Gönül meclisinde bir ok ki, cana işler, pek özel,
O derin çukurunda saklıdır, binlerce sır, ezel,
Baktıkça mest olur can, ne hoştur ki her bir zelzel,
Gamzen gazel ey yâr, dudağın da bir gazel.
Sanki bir tuzaktır ki, avlar her an bu gönlü,
O derin çukurlara düşürür, unutturur her yolu,
Bu aşkın nişanıyla, kalmaz ki hüzün, kalmaz çulu,
Gamzen gazel ey yâr, dudağın da bir gazel.
O al yanakların üstünde, ne hoştur o küçük yer,
Gülünce can alır da, yüzüne nuru yayar, içer,
Yusuf’un zindanısın sen, ne hoştur bu güzel keder,
Gamzen gazel ey yâr, dudağın da bir gazel.
Gözlerin oku dursa da, o tîr-i naz dindirir koru,
Aşkın hararetini alır, kalmaz gönlümün kuru,
Bu lezzet ki derindir, sığmaz ne bir fani suru,
Gamzen gazel ey yâr, dudağın da bir gazel.
Ne meclis kurulur ki, o gamze olmasın elde,
Dertli gönüllerin muradı, o tatlı yaz yelinde,
Yârden gelen her gülüş, ne hoştur ki bu dilde,
Gamzen gazel ey yâr, dudağın da bir gazel.
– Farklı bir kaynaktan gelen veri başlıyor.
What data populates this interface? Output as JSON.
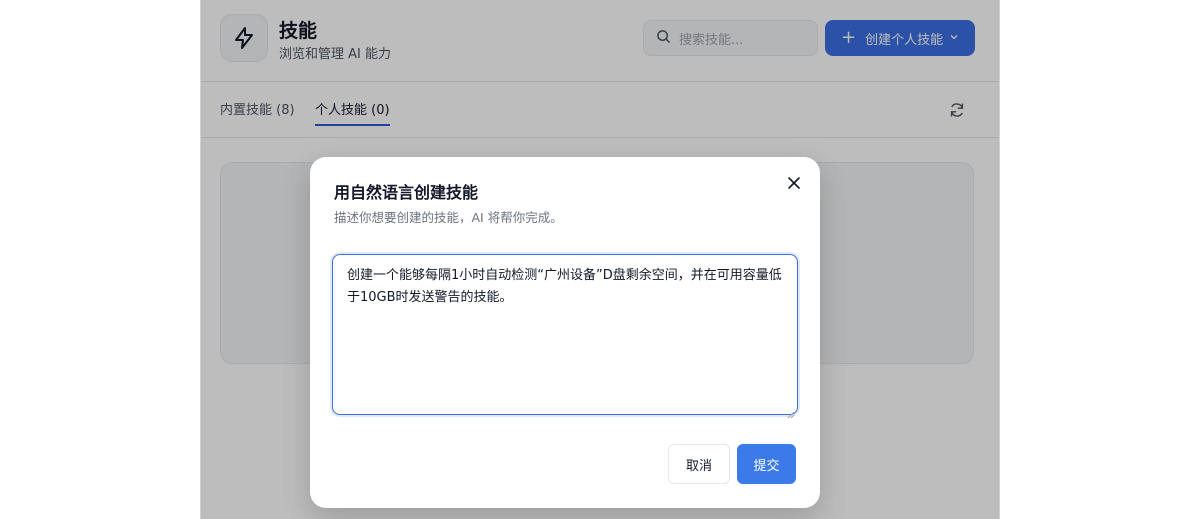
{
  "header": {
    "app_icon": "lightning-icon",
    "title": "技能",
    "subtitle": "浏览和管理 AI 能力",
    "search": {
      "placeholder": "搜索技能...",
      "icon": "search-icon"
    },
    "create_button": {
      "label": "创建个人技能",
      "icon": "plus-icon",
      "dropdown_icon": "chevron-down-icon"
    }
  },
  "tabs": [
    {
      "label": "内置技能 (8)",
      "active": false
    },
    {
      "label": "个人技能 (0)",
      "active": true
    }
  ],
  "refresh_icon": "refresh-icon",
  "modal": {
    "title": "用自然语言创建技能",
    "description": "描述你想要创建的技能，AI 将帮你完成。",
    "close_icon": "close-icon",
    "input_value": "创建一个能够每隔1小时自动检测“广州设备”D盘剩余空间，并在可用容量低于10GB时发送警告的技能。",
    "cancel_label": "取消",
    "submit_label": "提交"
  },
  "colors": {
    "primary": "#3b6fe0",
    "active_tab_underline": "#2f5bd3",
    "overlay": "rgba(0,0,0,0.26)"
  }
}
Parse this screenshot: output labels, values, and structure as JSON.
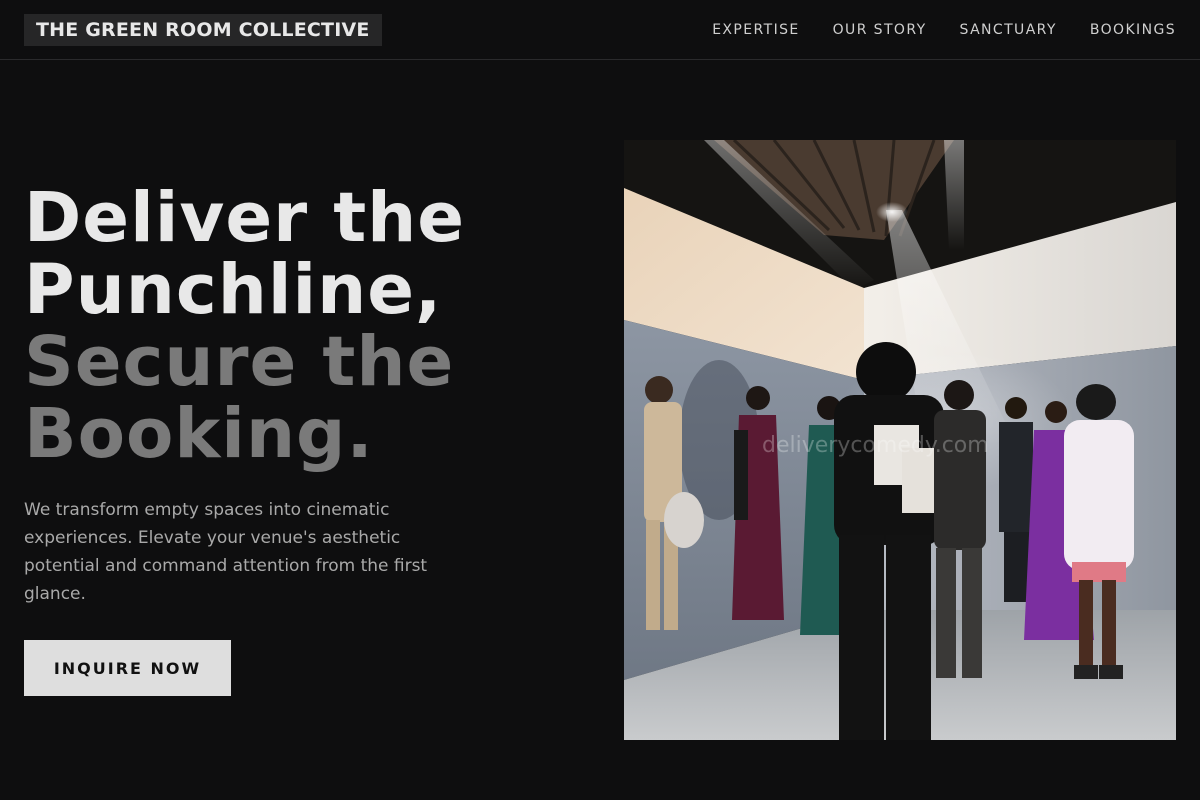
{
  "header": {
    "brand": "THE GREEN ROOM COLLECTIVE",
    "nav": [
      {
        "label": "EXPERTISE"
      },
      {
        "label": "OUR STORY"
      },
      {
        "label": "SANCTUARY"
      },
      {
        "label": "BOOKINGS"
      }
    ]
  },
  "hero": {
    "title_lines": [
      "Deliver the",
      "Punchline,",
      "Secure the",
      "Booking."
    ],
    "subtitle": "We transform empty spaces into cinematic experiences. Elevate your venue's aesthetic potential and command attention from the first glance.",
    "cta_label": "INQUIRE NOW",
    "image": {
      "watermark": "deliverycomedy.com"
    }
  },
  "colors": {
    "background": "#0e0e0f",
    "title_light": "#e8e8e8",
    "title_muted": "#7a7a7a",
    "cta_bg": "#dedede"
  }
}
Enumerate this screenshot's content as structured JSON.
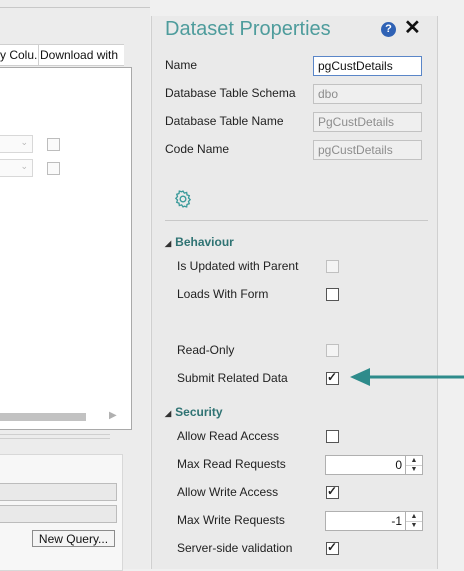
{
  "background_grid": {
    "columns": [
      "y Colu...",
      "Download with"
    ]
  },
  "query_buttons": {
    "new_query_label": "New Query..."
  },
  "panel": {
    "title": "Dataset Properties",
    "help_glyph": "?",
    "close_glyph": "✕",
    "accent_color": "#4e9c9c"
  },
  "properties": {
    "name": {
      "label": "Name",
      "value": "pgCustDetails"
    },
    "db_schema": {
      "label": "Database Table Schema",
      "value": "dbo"
    },
    "db_table": {
      "label": "Database Table Name",
      "value": "PgCustDetails"
    },
    "code_name": {
      "label": "Code Name",
      "value": "pgCustDetails"
    }
  },
  "tabs": {
    "settings_icon": "gear-icon"
  },
  "behaviour": {
    "heading": "Behaviour",
    "is_updated_with_parent": {
      "label": "Is Updated with Parent",
      "checked": false,
      "enabled": false
    },
    "loads_with_form": {
      "label": "Loads With Form",
      "checked": false,
      "enabled": true
    },
    "read_only": {
      "label": "Read-Only",
      "checked": false,
      "enabled": false
    },
    "submit_related_data": {
      "label": "Submit Related Data",
      "checked": true,
      "enabled": true
    }
  },
  "security": {
    "heading": "Security",
    "allow_read_access": {
      "label": "Allow Read Access",
      "checked": false
    },
    "max_read_requests": {
      "label": "Max Read Requests",
      "value": "0"
    },
    "allow_write_access": {
      "label": "Allow Write Access",
      "checked": true
    },
    "max_write_requests": {
      "label": "Max Write Requests",
      "value": "-1"
    },
    "server_side_validation": {
      "label": "Server-side validation",
      "checked": true
    }
  },
  "glyphs": {
    "check": "✓",
    "triangle": "◢",
    "spin_up": "▲",
    "spin_down": "▼",
    "combo_arrow": "⌄"
  },
  "annotation": {
    "arrow_color": "#2e8b8b"
  }
}
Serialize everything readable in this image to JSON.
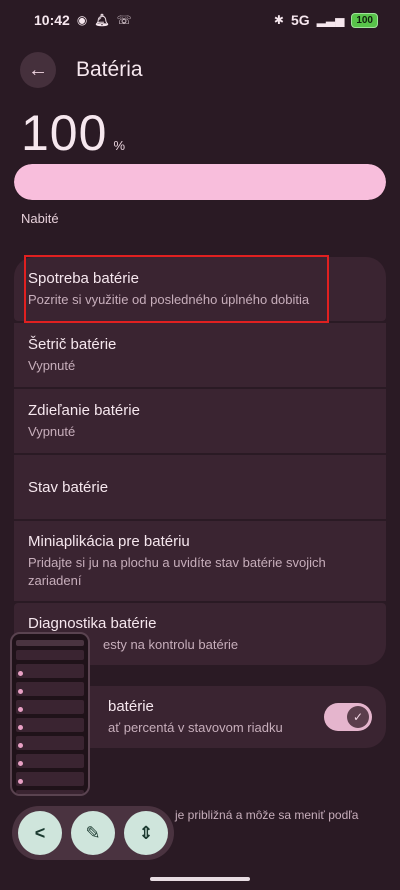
{
  "status_bar": {
    "time": "10:42",
    "network": "5G",
    "battery": "100"
  },
  "header": {
    "title": "Batéria"
  },
  "battery": {
    "level": "100",
    "unit": "%",
    "fill_fraction": 1.0,
    "state": "Nabité"
  },
  "list": [
    {
      "title": "Spotreba batérie",
      "subtitle": "Pozrite si využitie od posledného úplného dobitia"
    },
    {
      "title": "Šetrič batérie",
      "subtitle": "Vypnuté"
    },
    {
      "title": "Zdieľanie batérie",
      "subtitle": "Vypnuté"
    },
    {
      "title": "Stav batérie",
      "subtitle": ""
    },
    {
      "title": "Miniaplikácia pre batériu",
      "subtitle": "Pridajte si ju na plochu a uvidíte stav batérie svojich zariadení"
    },
    {
      "title": "Diagnostika batérie",
      "subtitle": "esty na kontrolu batérie"
    }
  ],
  "toggle_item": {
    "title": "batérie",
    "subtitle": "ať percentá v stavovom riadku",
    "enabled": true
  },
  "footer_note": "je približná a môže sa meniť podľa",
  "colors": {
    "background": "#2a1a24",
    "card": "#3a2431",
    "accent": "#f8bedc",
    "highlight": "#e02020"
  }
}
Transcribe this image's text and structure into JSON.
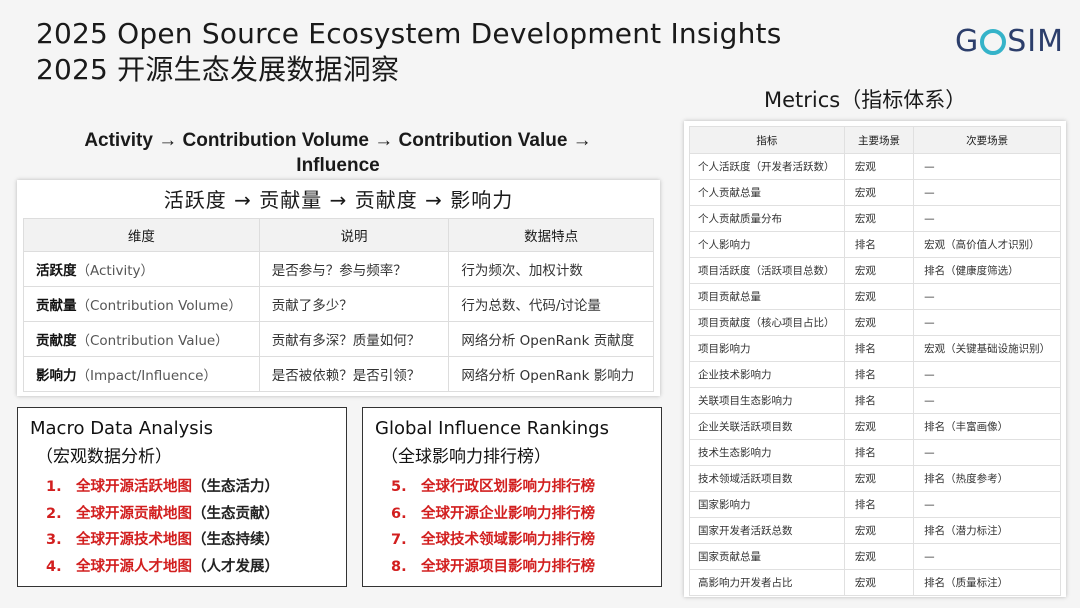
{
  "header": {
    "title_en": "2025 Open Source Ecosystem Development Insights",
    "title_zh": "2025 开源生态发展数据洞察",
    "logo_left": "G",
    "logo_right": "SIM"
  },
  "flow": {
    "line1": "Activity → Contribution Volume → Contribution Value →",
    "line2": "Influence"
  },
  "dimensions": {
    "heading": "活跃度 → 贡献量 → 贡献度 → 影响力",
    "columns": [
      "维度",
      "说明",
      "数据特点"
    ],
    "rows": [
      {
        "name": "活跃度",
        "en": "（Activity）",
        "desc": "是否参与？参与频率？",
        "feature": "行为频次、加权计数"
      },
      {
        "name": "贡献量",
        "en": "（Contribution Volume）",
        "desc": "贡献了多少？",
        "feature": "行为总数、代码/讨论量"
      },
      {
        "name": "贡献度",
        "en": "（Contribution Value）",
        "desc": "贡献有多深？质量如何？",
        "feature": "网络分析 OpenRank 贡献度"
      },
      {
        "name": "影响力",
        "en": "（Impact/Influence）",
        "desc": "是否被依赖？是否引领？",
        "feature": "网络分析 OpenRank 影响力"
      }
    ]
  },
  "macro": {
    "title": "Macro Data Analysis",
    "subtitle": "（宏观数据分析）",
    "items": [
      {
        "num": "1.",
        "label": "全球开源活跃地图",
        "note": "（生态活力）"
      },
      {
        "num": "2.",
        "label": "全球开源贡献地图",
        "note": "（生态贡献）"
      },
      {
        "num": "3.",
        "label": "全球开源技术地图",
        "note": "（生态持续）"
      },
      {
        "num": "4.",
        "label": "全球开源人才地图",
        "note": "（人才发展）"
      }
    ]
  },
  "global": {
    "title": "Global Influence Rankings",
    "subtitle": "（全球影响力排行榜）",
    "items": [
      {
        "num": "5.",
        "label": "全球行政区划影响力排行榜"
      },
      {
        "num": "6.",
        "label": "全球开源企业影响力排行榜"
      },
      {
        "num": "7.",
        "label": "全球技术领域影响力排行榜"
      },
      {
        "num": "8.",
        "label": "全球开源项目影响力排行榜"
      }
    ]
  },
  "metrics": {
    "title": "Metrics（指标体系）",
    "columns": [
      "指标",
      "主要场景",
      "次要场景"
    ],
    "rows": [
      [
        "个人活跃度（开发者活跃数）",
        "宏观",
        "—"
      ],
      [
        "个人贡献总量",
        "宏观",
        "—"
      ],
      [
        "个人贡献质量分布",
        "宏观",
        "—"
      ],
      [
        "个人影响力",
        "排名",
        "宏观（高价值人才识别）"
      ],
      [
        "项目活跃度（活跃项目总数）",
        "宏观",
        "排名（健康度筛选）"
      ],
      [
        "项目贡献总量",
        "宏观",
        "—"
      ],
      [
        "项目贡献度（核心项目占比）",
        "宏观",
        "—"
      ],
      [
        "项目影响力",
        "排名",
        "宏观（关键基础设施识别）"
      ],
      [
        "企业技术影响力",
        "排名",
        "—"
      ],
      [
        "关联项目生态影响力",
        "排名",
        "—"
      ],
      [
        "企业关联活跃项目数",
        "宏观",
        "排名（丰富画像）"
      ],
      [
        "技术生态影响力",
        "排名",
        "—"
      ],
      [
        "技术领域活跃项目数",
        "宏观",
        "排名（热度参考）"
      ],
      [
        "国家影响力",
        "排名",
        "—"
      ],
      [
        "国家开发者活跃总数",
        "宏观",
        "排名（潜力标注）"
      ],
      [
        "国家贡献总量",
        "宏观",
        "—"
      ],
      [
        "高影响力开发者占比",
        "宏观",
        "排名（质量标注）"
      ]
    ]
  },
  "colors": {
    "accent_red": "#d21f1f",
    "logo_navy": "#2c3e6b",
    "logo_teal": "#35b3c9"
  }
}
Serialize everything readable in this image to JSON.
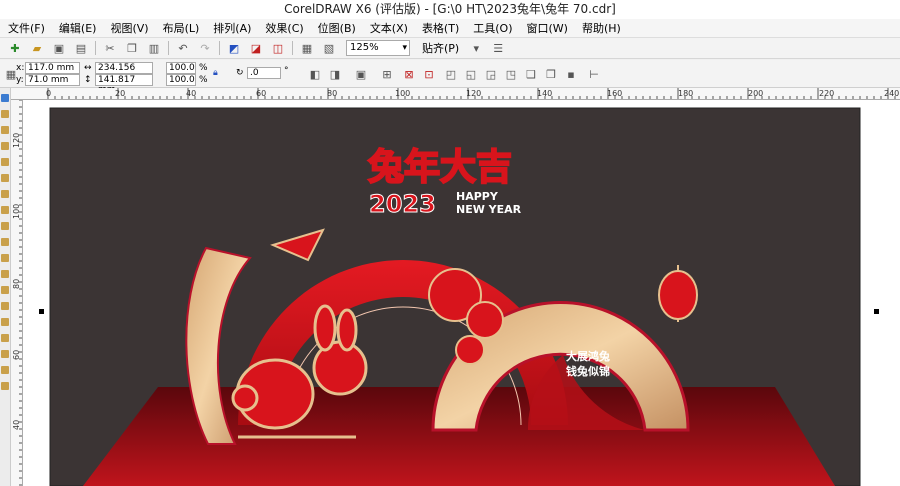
{
  "title": "CorelDRAW X6 (评估版) - [G:\\0 HT\\2023兔年\\兔年 70.cdr]",
  "menu": [
    "文件(F)",
    "编辑(E)",
    "视图(V)",
    "布局(L)",
    "排列(A)",
    "效果(C)",
    "位图(B)",
    "文本(X)",
    "表格(T)",
    "工具(O)",
    "窗口(W)",
    "帮助(H)"
  ],
  "toolbar": {
    "zoom": "125%",
    "snap": "贴齐(P)"
  },
  "props": {
    "x_label": "x:",
    "x": "117.0 mm",
    "y_label": "y:",
    "y": "71.0 mm",
    "w": "234.156 mm",
    "h": "141.817 mm",
    "sx": "100.0",
    "sy": "100.0",
    "pct": "%",
    "angle": ".0",
    "deg": "°"
  },
  "ruler_h": [
    "0",
    "20",
    "40",
    "60",
    "80",
    "100",
    "120",
    "140",
    "160",
    "180",
    "200",
    "220",
    "240"
  ],
  "ruler_v": [
    "120",
    "100",
    "80",
    "60",
    "40"
  ],
  "artwork": {
    "headline": "兔年大吉",
    "year": "2023",
    "happy": "HAPPY",
    "new_year": "NEW YEAR",
    "slogan_1": "大展鸿兔",
    "slogan_2": "钱兔似锦",
    "colors": {
      "red": "#d8141c",
      "gold": "#e6c08e",
      "background": "#3b3434",
      "floor": "#6a0b10"
    }
  }
}
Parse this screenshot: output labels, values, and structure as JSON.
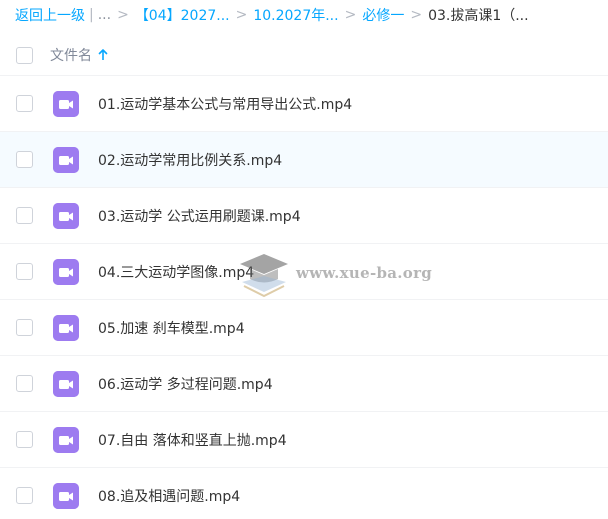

Zehri bal eyler o, aşkın kudreti ile canan,
O bir damla çukurda saklı, kalbe verir sonsuz bir an,
Ne hoş bir lûtfu imiş, bu sevda, bu ferman,
Gamzen gazel ey yâr, dudağın da bir gazel.
Aşık TURHAL söyler: Âşıkın nişanı sensin, dermanımsın,
Bu aşkın hançeriyle yanan, benim de canımsın,
O tatlı dudaklarından bir buse, son limanımsın,
Gamzen gazel ey yâr, dudağın da bir gazel.